Cryptocurrencies are decentralised, and the regulations are made by the majority of the community. Therefore it means that if no supervisory authority controls all the actions in the network. This comes at the expanse of all the users.
If the system is revocable, you can make changes to a transaction. At the same time, it opens room for fraudulent activities. Although with digital currency in a decentralised system using cryptocurrency and Blockchain, you can enjoy all the benefits of transparency, security and no permission of any third party.
With a decentralised system it doesn’t rely on a third party service to hold the customer’s funds. Instead, trades occur directly between users (peer to peer) through an automated process. By definition, Decentralisation is, “the movement of departments of a large organisation away from a single administrative centre to other locations.”

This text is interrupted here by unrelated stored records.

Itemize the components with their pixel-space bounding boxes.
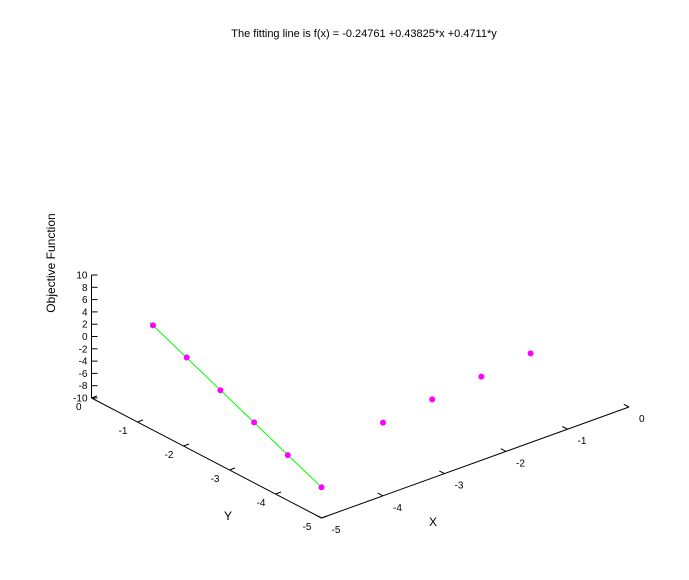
data-point xyxy=(284,452,291,459)
y-tick-label: -1 xyxy=(119,426,128,437)
chart-title: The fitting line is f(x) = -0.24761 +0.4… xyxy=(231,28,497,40)
x-axis-label: X xyxy=(429,515,437,529)
x-tick xyxy=(562,426,568,430)
z-tick-label: -6 xyxy=(79,369,88,380)
y-tick xyxy=(321,515,328,519)
z-tick-label: -8 xyxy=(79,381,88,392)
data-point xyxy=(478,373,485,380)
x-tick xyxy=(623,403,630,408)
z-tick-label: -4 xyxy=(79,357,88,368)
data-point xyxy=(380,419,386,426)
data-point xyxy=(527,350,534,357)
data-points xyxy=(150,322,534,491)
z-tick-label: -10 xyxy=(73,394,88,405)
y-tick-label: -5 xyxy=(303,522,312,533)
data-point xyxy=(251,419,258,426)
x-tick xyxy=(377,492,384,497)
data-point xyxy=(429,396,436,403)
y-tick xyxy=(91,395,98,399)
x-tick xyxy=(316,514,322,519)
y-tick xyxy=(229,467,236,471)
y-tick-label: -3 xyxy=(211,474,220,485)
x-tick-label: -4 xyxy=(393,503,402,514)
y-tick-label: -2 xyxy=(165,450,174,461)
axes-box xyxy=(91,275,630,519)
z-tick-label: 2 xyxy=(82,320,88,331)
data-point xyxy=(183,354,190,361)
y-tick xyxy=(137,419,144,423)
x-tick-label: -5 xyxy=(332,525,341,536)
x-axis-ticks: -5 -4 -3 -2 -1 0 xyxy=(316,403,645,536)
y-tick xyxy=(275,491,282,495)
z-tick-label: 10 xyxy=(76,271,88,282)
fit-line xyxy=(149,321,322,488)
data-point xyxy=(318,484,325,491)
x-tick-label: -1 xyxy=(578,436,587,447)
z-tick-label: 6 xyxy=(82,295,88,306)
y-tick-label: 0 xyxy=(76,402,82,413)
x-tick xyxy=(500,448,507,452)
x-tick-label: -2 xyxy=(516,458,525,469)
data-point xyxy=(150,322,156,329)
z-tick-label: -2 xyxy=(79,344,88,355)
x-tick xyxy=(439,470,445,475)
data-point xyxy=(217,387,224,394)
z-tick-label: 4 xyxy=(82,307,88,318)
y-axis-label: Y xyxy=(224,509,232,523)
y-axis-line xyxy=(91,397,322,519)
x-tick-label: -3 xyxy=(455,481,464,492)
x-tick-label: 0 xyxy=(639,414,645,425)
x-axis-line xyxy=(321,406,630,519)
y-tick xyxy=(183,443,190,447)
y-axis-ticks: -5-4-3-2-10 xyxy=(76,395,328,533)
z-tick-label: 0 xyxy=(82,332,88,343)
z-axis-label: Objective Function xyxy=(44,213,58,312)
y-tick-label: -4 xyxy=(257,498,266,509)
z-tick-label: 8 xyxy=(82,283,88,294)
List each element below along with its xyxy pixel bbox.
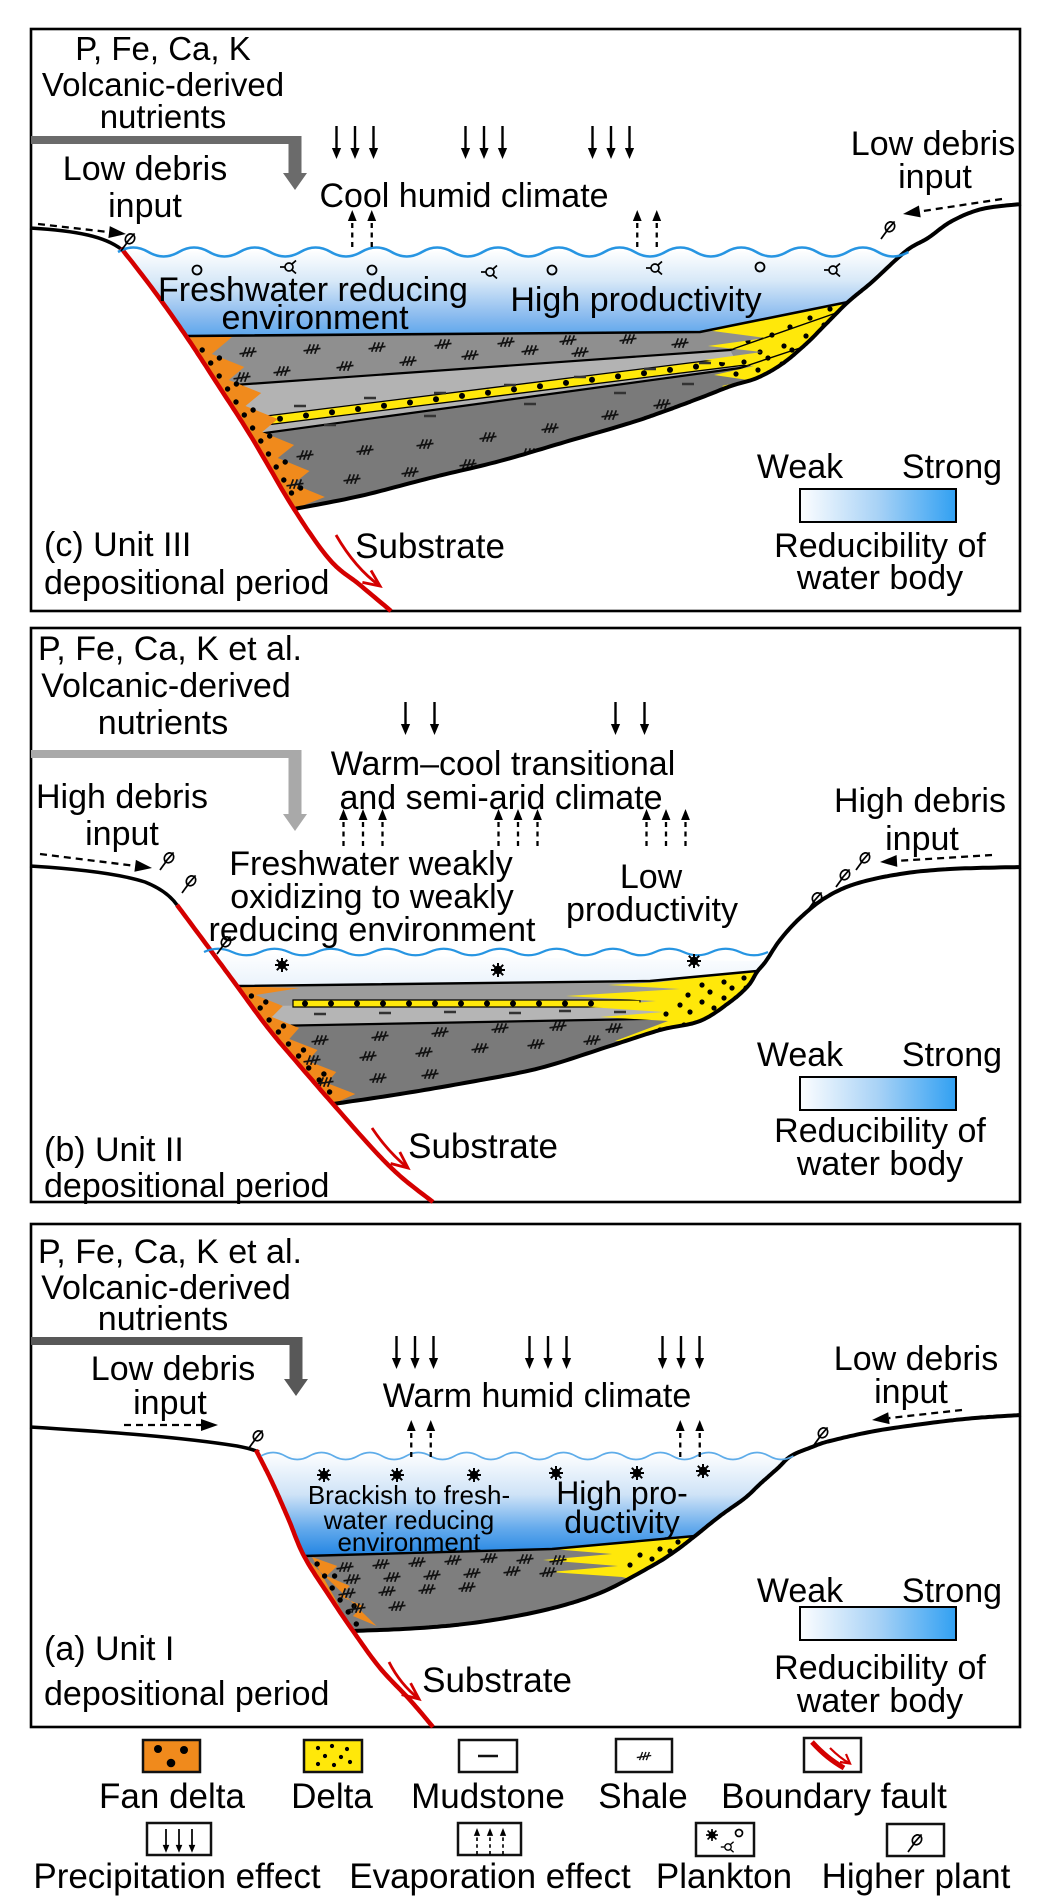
svg-text:Low debris: Low debris [834,1340,998,1378]
svg-text:Freshwater reducing: Freshwater reducing [158,271,468,309]
svg-text:water reducing: water reducing [323,1505,495,1535]
svg-text:Fan delta: Fan delta [99,1777,245,1816]
svg-text:Reducibility of: Reducibility of [774,1649,986,1687]
svg-text:Volcanic-derived: Volcanic-derived [42,66,284,103]
svg-text:Low: Low [620,858,683,896]
svg-text:Weak: Weak [757,1036,844,1074]
svg-text:environment: environment [337,1527,481,1557]
svg-text:Low debris: Low debris [63,150,227,188]
svg-text:Weak: Weak [757,448,844,486]
svg-text:Volcanic-derived: Volcanic-derived [41,667,290,705]
svg-text:Volcanic-derived: Volcanic-derived [41,1269,290,1307]
svg-text:nutrients: nutrients [98,1300,228,1338]
svg-text:nutrients: nutrients [100,98,227,135]
svg-text:(a) Unit I: (a) Unit I [44,1630,174,1668]
svg-text:(b) Unit II: (b) Unit II [44,1131,184,1169]
svg-text:input: input [108,187,182,225]
svg-text:High debris: High debris [834,782,1006,820]
svg-text:(c) Unit III: (c) Unit III [44,526,191,564]
svg-text:water body: water body [796,1145,963,1183]
svg-text:depositional period: depositional period [44,564,329,602]
svg-text:Strong: Strong [902,1036,1002,1074]
svg-text:Substrate: Substrate [355,527,505,566]
svg-text:input: input [85,815,159,853]
svg-text:Cool humid climate: Cool humid climate [319,177,608,215]
svg-text:Brackish to fresh-: Brackish to fresh- [308,1480,510,1510]
svg-text:input: input [874,1373,948,1411]
svg-text:Higher plant: Higher plant [822,1857,1011,1896]
svg-text:reducing environment: reducing environment [209,911,537,949]
svg-text:Reducibility of: Reducibility of [774,527,986,565]
svg-text:environment: environment [221,299,409,337]
svg-text:and semi-arid climate: and semi-arid climate [339,779,662,817]
svg-text:Substrate: Substrate [422,1661,572,1700]
svg-text:depositional period: depositional period [44,1167,329,1205]
svg-text:P, Fe, Ca, K: P, Fe, Ca, K [75,30,250,67]
svg-text:High debris: High debris [36,778,208,816]
svg-text:Shale: Shale [598,1777,688,1816]
svg-text:High pro-: High pro- [556,1475,688,1511]
svg-text:ductivity: ductivity [564,1504,680,1540]
svg-text:Warm humid climate: Warm humid climate [383,1377,692,1415]
svg-text:oxidizing to weakly: oxidizing to weakly [230,878,513,916]
svg-text:Reducibility of: Reducibility of [774,1112,986,1150]
svg-text:Freshwater weakly: Freshwater weakly [229,845,512,883]
svg-text:Strong: Strong [902,448,1002,486]
svg-text:Strong: Strong [902,1572,1002,1610]
svg-text:Low debris: Low debris [851,125,1015,163]
svg-text:Mudstone: Mudstone [411,1777,565,1816]
svg-text:Precipitation effect: Precipitation effect [33,1857,321,1896]
svg-text:Evaporation effect: Evaporation effect [349,1857,631,1896]
svg-text:input: input [898,158,972,196]
svg-text:water body: water body [796,1682,963,1720]
svg-text:input: input [133,1384,207,1422]
svg-text:Weak: Weak [757,1572,844,1610]
svg-text:input: input [885,820,959,858]
svg-text:depositional period: depositional period [44,1675,329,1713]
svg-text:Delta: Delta [291,1777,373,1816]
svg-text:nutrients: nutrients [98,704,228,742]
svg-text:Plankton: Plankton [656,1857,792,1896]
svg-text:Low debris: Low debris [91,1350,255,1388]
svg-text:Boundary fault: Boundary fault [721,1777,947,1816]
svg-text:High productivity: High productivity [510,281,761,319]
svg-text:P, Fe, Ca, K et al.: P, Fe, Ca, K et al. [38,630,302,668]
svg-text:P, Fe, Ca, K et al.: P, Fe, Ca, K et al. [38,1233,302,1271]
svg-text:water body: water body [796,559,963,597]
svg-text:Substrate: Substrate [408,1127,558,1166]
svg-text:Warm–cool transitional: Warm–cool transitional [331,745,676,783]
svg-text:productivity: productivity [566,891,738,929]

Decentralised platforms don’t require information to pass through a single point. Instead, many points connect, known as a peer-to-peer (P2P) network. Decentralised platforms, on the other hand, allow for far more privacy. Because information doesn’t have to go through one point and can instead pass through a variety of points. And it’s much more difficult to track information across the network.
So, if you’re looking to protect your identity or online information using a decentralised system is ideal.